Собственно, не такой уж и молодой, и не такая уж и темница, однако без документов попусту носа лучше не высовывать. М-да, дела… Ладно, хрен с ним, прорвемся. Как там у Гайдара-то? Нам бы день простоять да ночь продержаться. И вспомнился тут Бурову Мальчиш-Кибальчиш таким, как рисовали его в пионерских бестселлерах: при классовом враге и в буденовке на вырост, затем настала очередь поганца Плохиша - при бочке с вареньем и при корзине с печеньем, затем воображение намалевало Буржуина, ну а затем… В общем, делать было решительно нечего, разве что загибаться от скуки. Так что подумал Буров, подумал и погибать от скуки не стал - глянув на часы, пошел искать девятую дверь от сортира. Нашел без труда - та то и дело хлопала, пропуская зрителей; желающих полюбоваться на видео хватало в избытке.

- А, это ты, сосед, - ухмыльнулся Бурову бойкий абориген, принял четвертак, кивнул и указал на место рядом с телевизором. - Седай, гостем будешь. - Посмотрел оценивающе на почтеннейшую публику, с деловитостью вздохнул и, достав кассету из картонного футляра, сунул ее в недра видеомагнитофона. - Первый фильм про смертельное боевое кунг-фу с Брюсом Ли. "Войти в дракона" называется!

"Панасоник" заурчал, по экрану пошли титры, публика заволновалась, заерзала - ну когда же, когда. И вот началось - жуткая интрига, несусветный злодей, безупречный герой, раздающий негодяям сокрушительные оплеухи. Руками, ногами, плечами, головой, на земле, под землей, ясным днем и темной ночью. Американо-китайское кинематографическое чудо, маленький, но грозный дракончик Брюс Ли. Глядя на него, Буров вспомнил сказку про шустрого блудливого кота, выбившегося волей случая в лесные воеводы. Кот тот требовал в кормление быка, тигром кидался на него, рвал когтями, а звери, стоя в отдалении, умилялись, дико радовались и преданно шептали: "Воевода-то у нас хоть и мал, зато прожорлив. Ох и грозен же у нас воевода, просто зверь…"

Наконец добро восторжествовало, злодеи угомонились навсегда, а положительный герой пошел себе дальше, по пути добродетели, альтруизма и духовного совершенства. Фильм закончился.

- Следующая лента про любовь. "Мокрые щелки" называется, - громко объявил бойкий абориген, а на экране уже пошло-поехало, покатилось-понеслось без всяких там титров - и так, и этак, и вот так, и стоя, и лежа, и в упор-приседе. Публика задышала, истомно напряглась, почувствовала волнение в крови. Вот это да, вот это кино, под такое не надо и водки. Как пробирает-то, до глубины души, действительно, наиглавнейшее из всех искусств…

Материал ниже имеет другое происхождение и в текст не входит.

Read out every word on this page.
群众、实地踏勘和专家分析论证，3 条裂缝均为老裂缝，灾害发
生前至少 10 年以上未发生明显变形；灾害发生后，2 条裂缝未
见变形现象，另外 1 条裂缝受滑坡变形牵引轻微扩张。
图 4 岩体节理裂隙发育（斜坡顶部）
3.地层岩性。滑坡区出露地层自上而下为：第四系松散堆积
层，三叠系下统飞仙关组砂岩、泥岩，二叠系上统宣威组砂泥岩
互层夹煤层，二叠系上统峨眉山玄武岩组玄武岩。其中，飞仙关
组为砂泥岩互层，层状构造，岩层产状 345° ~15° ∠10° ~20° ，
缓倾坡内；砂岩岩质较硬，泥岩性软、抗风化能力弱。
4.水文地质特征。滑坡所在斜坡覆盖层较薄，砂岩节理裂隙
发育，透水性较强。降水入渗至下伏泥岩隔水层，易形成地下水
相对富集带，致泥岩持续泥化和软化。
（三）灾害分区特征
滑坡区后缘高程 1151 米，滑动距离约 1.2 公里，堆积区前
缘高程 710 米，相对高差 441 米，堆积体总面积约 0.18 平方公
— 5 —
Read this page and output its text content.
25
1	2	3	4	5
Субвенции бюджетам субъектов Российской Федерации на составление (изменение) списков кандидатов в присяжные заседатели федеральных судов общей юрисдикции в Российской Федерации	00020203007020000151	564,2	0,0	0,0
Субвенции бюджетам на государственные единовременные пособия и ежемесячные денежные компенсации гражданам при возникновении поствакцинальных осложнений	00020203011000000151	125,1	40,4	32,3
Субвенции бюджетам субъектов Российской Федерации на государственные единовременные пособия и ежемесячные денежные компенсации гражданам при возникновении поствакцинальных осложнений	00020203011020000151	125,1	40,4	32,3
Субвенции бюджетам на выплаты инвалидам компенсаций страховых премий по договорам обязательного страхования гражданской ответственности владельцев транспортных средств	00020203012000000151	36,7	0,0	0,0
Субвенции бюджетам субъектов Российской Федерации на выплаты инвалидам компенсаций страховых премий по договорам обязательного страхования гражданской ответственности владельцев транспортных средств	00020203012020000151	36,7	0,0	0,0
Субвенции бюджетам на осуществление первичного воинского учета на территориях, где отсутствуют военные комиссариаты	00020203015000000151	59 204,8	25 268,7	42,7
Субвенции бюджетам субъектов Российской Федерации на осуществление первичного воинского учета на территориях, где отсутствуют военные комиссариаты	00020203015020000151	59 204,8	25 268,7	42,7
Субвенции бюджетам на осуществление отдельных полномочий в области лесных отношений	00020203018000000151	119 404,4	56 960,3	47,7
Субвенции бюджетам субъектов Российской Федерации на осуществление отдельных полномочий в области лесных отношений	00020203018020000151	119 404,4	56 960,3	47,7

В самый разгар действа, происходившего на кухне, один из зрителей встал, схватился за штаны и придвинулся к бойкому аборигену:

- Где здесь у вас сортир? А, в конце коридора? Спасибо.

Публика посмотрела ему в спину с презрением - что, сломался мальчонка, онанировать побежал? Не совладал с кипением гормонов?

Нет, это был совсем не онанист. И минуты не прошло после его ухода, как накрылось электричество - телевизор померк, "панасоник" вырубился, блуд на три персоны на кухонном столе внезапно оборвался на самом интересном.

- У, трагедия, облом… - Народ заволновался, подавленно вздохнул и с надеждой посмотрел на бойкого аборигена: - Кино давай, кино!

А в коридоре уже слышались шаги, негромкие, уверенные, зловеще-неотвратимые, даже и наиполнейшему кретину было ясно, что это приближается беда. Вспыхнули лампы, открылась дверь, и в комнату пожаловала добрая дюжина молодцов, рослых, плечистых и в общем-то совсем не добрых.

- Всем встать! Руки за голову и лицом к стене! Живо! Живо! Товарищи понятые, пожалуйста сюда!